Shape Up

Below are my notes after reading Shape Up, from Basecamp. This free e-book can be quickly summarized with, “How Basecamp approaches software development.”

Raw Idea

A raw idea is something like, “The customer wants a calendar”. Sometimes the raw ideas are very exciting, but we should temper the expectations.

Define the time around a good idea. Either

Don’t shut down an idea right away, but don’t give the impression of excitement, meaning it will get done.

Take the time to get more information. Talk to the users. Adjust the scope. Get details.

Grab-Bags

Beware of grab-bags. “Redesigns” or “refactoring”. Caused by a lack of expectations. “Redesign the files” vs. “Add previews to files”.

Appetite

Appetite is defined as the value of a project. How important is it. How well understood is it? Until it is well understood, you cannot define how much you want it. If you constrain an idea to a Small Batch, is it still as enticing?

Each idea is fixed to a specific timeframe, so you have fixed time but variable scope. If a project won’t fit in 6 weeks, can it be broken up smaller?

Appetite is applied at each part of the process. Even the R&D time. How much appetite should we put in? Given the appetite, how much can we accomplish?

Find the Elements

Closed door exercise without technical experts.

Adds value to the Raw Idea. Can still walk away as not too much has been added.
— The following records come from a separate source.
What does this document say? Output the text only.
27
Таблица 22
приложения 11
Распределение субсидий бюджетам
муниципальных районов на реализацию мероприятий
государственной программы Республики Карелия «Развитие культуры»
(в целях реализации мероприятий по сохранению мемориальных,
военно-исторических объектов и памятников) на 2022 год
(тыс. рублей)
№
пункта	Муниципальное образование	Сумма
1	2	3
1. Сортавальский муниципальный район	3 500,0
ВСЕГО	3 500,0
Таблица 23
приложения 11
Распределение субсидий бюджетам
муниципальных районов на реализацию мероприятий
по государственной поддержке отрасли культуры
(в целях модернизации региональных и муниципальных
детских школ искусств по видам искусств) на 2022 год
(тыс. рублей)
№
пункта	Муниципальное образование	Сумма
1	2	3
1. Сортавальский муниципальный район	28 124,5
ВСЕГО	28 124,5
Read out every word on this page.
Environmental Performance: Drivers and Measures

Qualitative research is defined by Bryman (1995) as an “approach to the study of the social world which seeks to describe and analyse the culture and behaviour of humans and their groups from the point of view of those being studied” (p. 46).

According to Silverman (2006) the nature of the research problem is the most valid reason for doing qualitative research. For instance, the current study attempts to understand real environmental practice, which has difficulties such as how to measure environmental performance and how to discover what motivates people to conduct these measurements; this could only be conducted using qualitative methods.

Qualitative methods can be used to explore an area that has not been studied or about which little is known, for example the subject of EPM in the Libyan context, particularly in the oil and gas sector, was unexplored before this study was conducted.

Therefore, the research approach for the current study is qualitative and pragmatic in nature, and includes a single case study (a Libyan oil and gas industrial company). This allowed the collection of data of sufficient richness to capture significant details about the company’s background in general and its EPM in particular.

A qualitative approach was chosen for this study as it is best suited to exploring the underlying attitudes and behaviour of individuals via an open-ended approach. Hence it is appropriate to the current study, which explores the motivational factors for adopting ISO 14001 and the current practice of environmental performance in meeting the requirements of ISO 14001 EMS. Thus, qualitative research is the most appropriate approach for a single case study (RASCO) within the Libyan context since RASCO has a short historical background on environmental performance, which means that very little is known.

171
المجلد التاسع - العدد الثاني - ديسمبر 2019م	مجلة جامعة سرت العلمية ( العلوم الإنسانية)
Gives ammunition if we do walk away, to set the appetite later. Keep these organized!

Either work alone, or work with people who work at the same speed / level.

Avoid getting too specific too deep. Stay as high as you can while still answering:

This is not a deliverable! This is an approach for how to solve the problem.

Breadboarding

Closed door activity without technical experts. Discuss components, not specific design.

Drawing three things:

Column layout. Place name at the top, and a line. Affordances below the line. Connection lines from an Affordance to a Place.

This is flexible, change as needed. Leave old stuff around.

Fat Marker Sketches

Helps slow down so you’re not jumping ahead to too high of a fidelity.

Visual ideas require drawing. Adding details should be almost impossible. Crank up the size of the marker / pen (in digital).

Output

The output of either is a list of elements. Affordances from either Fat Marker or Breadboarding.

Room for Designers

Leaving out the details leaves the designer free from unintended direction. However, a designer does not need so much freedom that they get lost looking for, “Which is better?”

Risks and Rabbit Holes

Closed door exercise to search out risks and rabbit holes before design begins.

Identifying risks is about depth of the project. What are the rabbit holes we can fall down? What are the stumbling blocks? Is what we’re talking about even possible in the timelines?

This is the time to resolve technical unknowns. The suggestion is to walk through the customer experience in slow motion.

“Out of Bounds” is a set of requirements you WILL NOT include in this specific scope. For example, we may not address adding a second credit card processor to each Payment Collector, when creating the Payment Collectors system. Define that for another scope.

While defining out of bounds is also a good time to cut things back. If a feature is a “nice-to-have”, define it as such, but make it ancillary to the project at hand. Do not list it in the main features.

While defining risks, may need to present the idea to technical experts. Rather than write it up, present it more whiteboard-y. “Keep the clay wet, so they can contribute”. Less “This is something coming”, and more “This is an idea I have, but don’t tell anyone.” Beware “Is this possible?”, as anything is possible. Be more specific. “Is this possible in six weeks?” “Is this possible with pure CSS?” Emphasize that you’re looking for ways this could blow up in your face, not looking for additional scope. Making sure the plan is safe. Shrinking the scope is OK! If they can simplify it, awesome!

Write The Pitch

The pitch puts the breadboarded and shaped feature into a format anyone should be able to understand.

Ingredients:

Never present a solution without a Problem. What if this Problem only effects one person, for a few minutes per month. Appetite is a part of the problem statement, as it limits the amount of time to fix the problem.

The Solution outlines what we’re working on, so that nebulous statements like, “The customers don’t like it”, do not pass muster. Add disclaimers where design may be shown in a drawing, but is still flexible.

Pitches should be stored where they can be read asynchronously. Where each better can review in their own time, keeping the “betting” time short.

Bets, not Backlogs

Backlogs take time to maintain. Each better can keep track of the pitches that don’t get implemented. No centralized lists, but each person can keep their own lists to advocate for later.